Frankowski swoją przygodę z piłką zaczynał w Radomiaku Radom, ale prawdziwy rozkwit nastąpił po transferze do Jagiellonii Białystok. W biało-czerwonych barwach rozegrał 124 mecze, zdobył 22 gole i miał aż 39 asyst. Te imponujące statystyki przykuły uwagę selekcjonera reprezentacji Polski, Jerzego Brzęczka, który powołał go do kadry na mecze eliminacji do Mistrzostw Europy 2020.
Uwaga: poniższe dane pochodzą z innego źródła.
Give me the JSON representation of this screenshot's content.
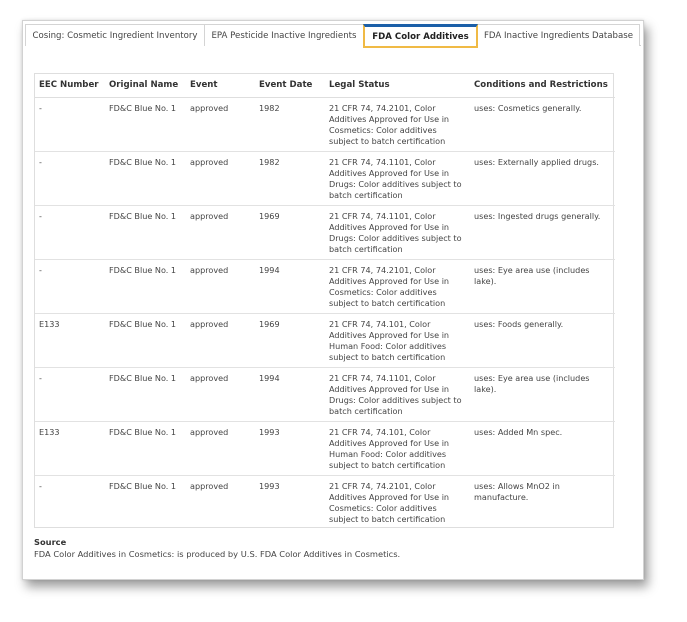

Debiut Frankowskiego w reprezentacji był udany. W meczu z Izraelem rozegrał pełne 90 minut i miał udział przy jednym z goli. Później regularnie pojawiał się na boisku w kolejnych spotkaniach eliminacyjnych. Niestety, jego występy w kadrze nie były tak udane jak w klubie. W 11 meczach nie zdobył ani jednego gola i zaliczył tylko jedną asystę.
Mimo słabszych występów w reprezentacji, Frankowski wciąż jest ważnym zawodnikiem Jagiellonii. W sezonie 2020/2021 zdobył 8 goli i miał 10 asyst w 30 meczach ligowych. Jego świetna forma zwróciła uwagę klubów z zagranicy, w tym francuskiego RC Strasbourg.
Latem 2021 roku Frankowski przeszedł do Strasbourg za kwotę 2 milionów euro. W nowym klubie początkowo miał problemy z wywalczeniem miejsca w podstawowym składzie, ale z czasem zaczął regularnie grać. W sezonie 2021/2022 rozegrał 25 meczów w Ligue 1 i miał 4 asysty.
Frankowski to piłkarz o dużych możliwościach, który może jeszcze wiele osiągnąć. Ma dopiero 23 lata i ma przed sobą długą karierę. Wierzę, że w przyszłości będzie jednym z najlepszych zawodników w reprezentacji Polski.
Trzymajmy kciuki za jego dalsze sukcesy!